Now before any Wes Anderson fans get up in arms about my review, there are aspects of this movie that I liked. The animation is beautiful, the story, while derivative of Anderson’s other work, is original, and there is a sweet relationship at the heart of this film. Over the course of the movie, Atari becomes close friends with Chief, a stray who initially doesn’t like him, and watching them grow to love each other is genuinely enjoyable. There are also some very cool nods to the works of Akira Kurosawa in this film. The soundtrack to Seven Samurai is played at several points in this movie, and there are some shots, including one of our heroes burying somebody, that are lifted directly from that film.

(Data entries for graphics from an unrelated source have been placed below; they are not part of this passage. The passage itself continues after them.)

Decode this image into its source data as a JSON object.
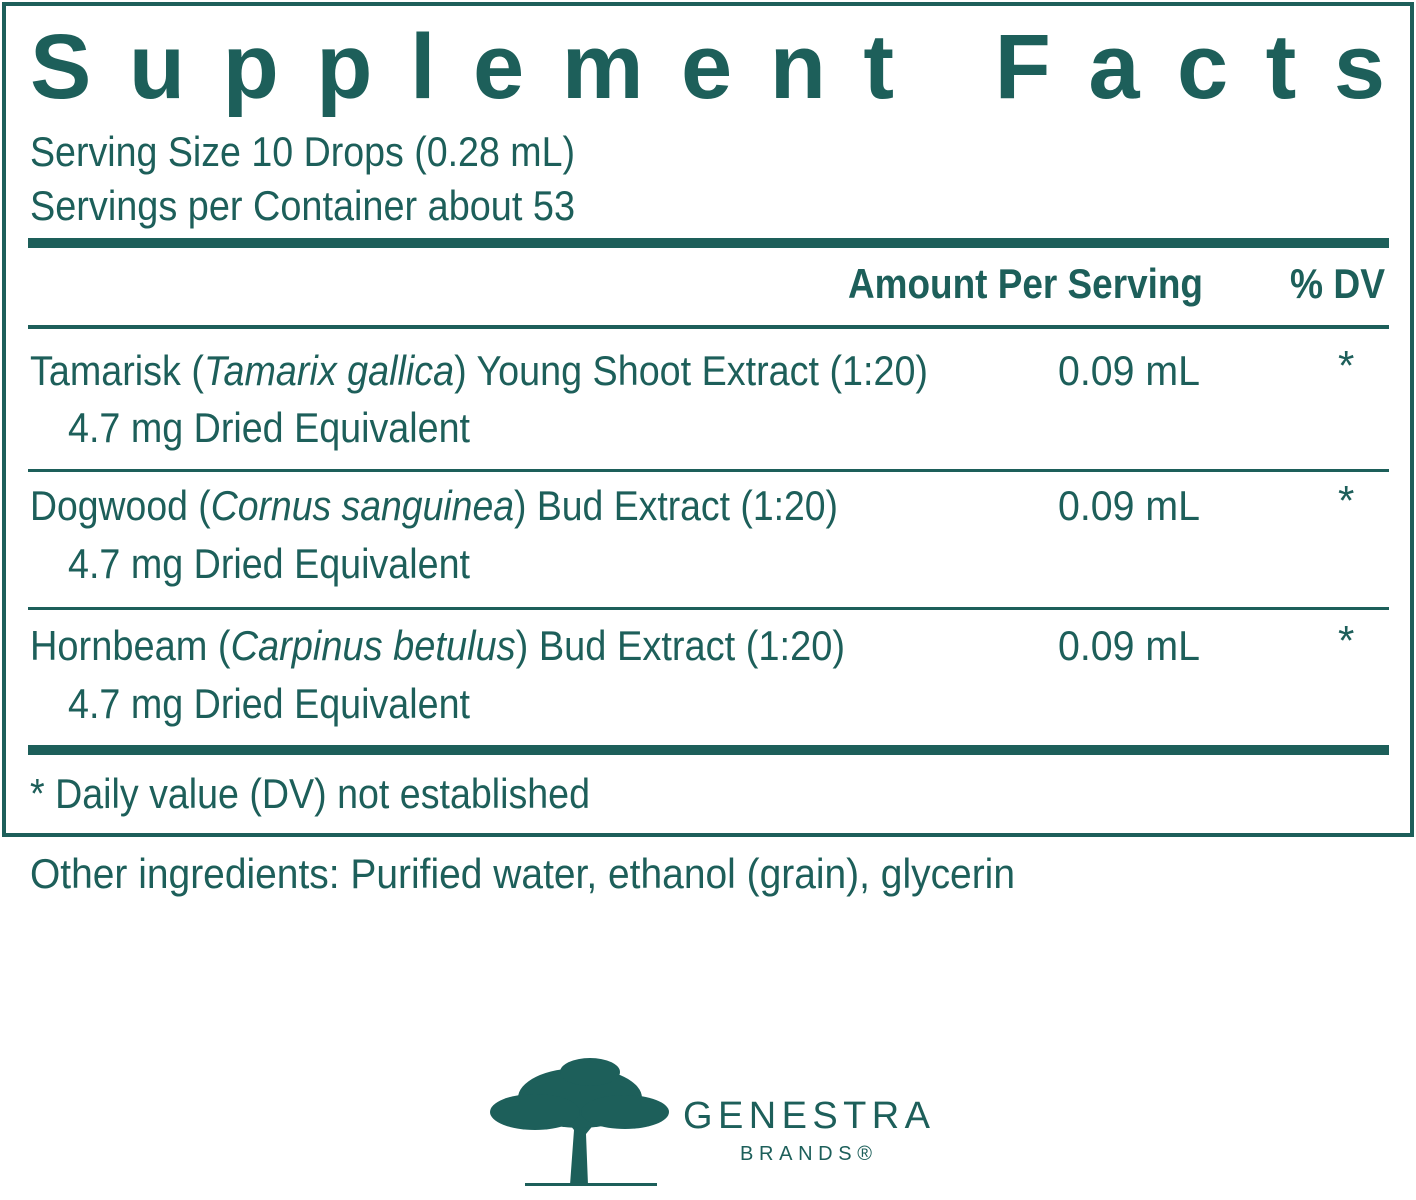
{
  "title": "Supplement Facts",
  "serving_size": "Serving Size 10 Drops (0.28 mL)",
  "servings_per_container": "Servings per Container about 53",
  "header": {
    "amount": "Amount Per Serving",
    "dv": "% DV"
  },
  "rows": [
    {
      "name_before": "Tamarisk (",
      "latin": "Tamarix gallica",
      "name_after": ") Young Shoot Extract (1:20)",
      "sub": "4.7 mg Dried Equivalent",
      "amount": "0.09 mL",
      "dv": "*"
    },
    {
      "name_before": "Dogwood (",
      "latin": "Cornus sanguinea",
      "name_after": ") Bud Extract (1:20)",
      "sub": "4.7 mg Dried Equivalent",
      "amount": "0.09 mL",
      "dv": "*"
    },
    {
      "name_before": "Hornbeam (",
      "latin": "Carpinus betulus",
      "name_after": ") Bud Extract (1:20)",
      "sub": "4.7 mg Dried Equivalent",
      "amount": "0.09 mL",
      "dv": "*"
    }
  ],
  "footnote": "* Daily value (DV) not established",
  "other_ingredients": "Other ingredients: Purified water, ethanol (grain), glycerin",
  "brand": {
    "name": "GENESTRA",
    "sub": "BRANDS®"
  }
}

Unfortunately, that brings me to one of my biggest criticisms of the movie; the fact that its portrayal of Japan is beyond stereotypical. You can tell, just by looking at how the Japanese characters are designed, talk and move, that this was made by an outsider. There are several, extremely long scenes, which have nothing to do with the plot, where we watch stuff like sumo wrestling, kabuki theater, sushi preparation and taiko drumming, where you can tell that the director has never actually been to Japan, and is just pulling random things that he associates with the country out of his hat. And I’m not the only one who thinks this. Justin Chang of the LA Times, Steve Rose of The Guardian, Allison Willmore of BuzzFeed, and Angie Han of Mashable have all made note of how Anderson’s Japan consists almost exclusively of tourist cliches. And that even extends to the Japanese characters themselves. None of them speak English. Most of the time, when they talk, there are no subtitles. And a good portion of this film’s humor consists of the filmmaker going “Ha ha. These Asian characters can’t speak English. Look how funny they are when they try to communicate.” There’s also an American exchange student character, played by Greta Gerwig, who is the quintessential White savior. She comes to Japan, suspects Mayor Kobayashi of wrong-doing, and literally slaps her Asian colleagues into action. It’s kind of incredible that nobody seems to care about this. Now I do want to be fair and say that the stereotyping in this film doesn’t seem malicious. Anderson doesn’t appear to be saying, “the Japanese are lesser than us.” He just seems to have a very limited perception of them, and his portrayal of them is, likewise, very narrow. I didn’t find it offensive. More obnoxious. Like, “really? We’re actually doing this cliche? Ah well.”
But, as I said at the start of this review, the fact that this movie is made by Wes Anderson means that it will have an audience, no matter what. If, however, you aren’t a die-hard fanboy, and some of what I have said turned you off going to see this movie, good. Save your money, and watch something else.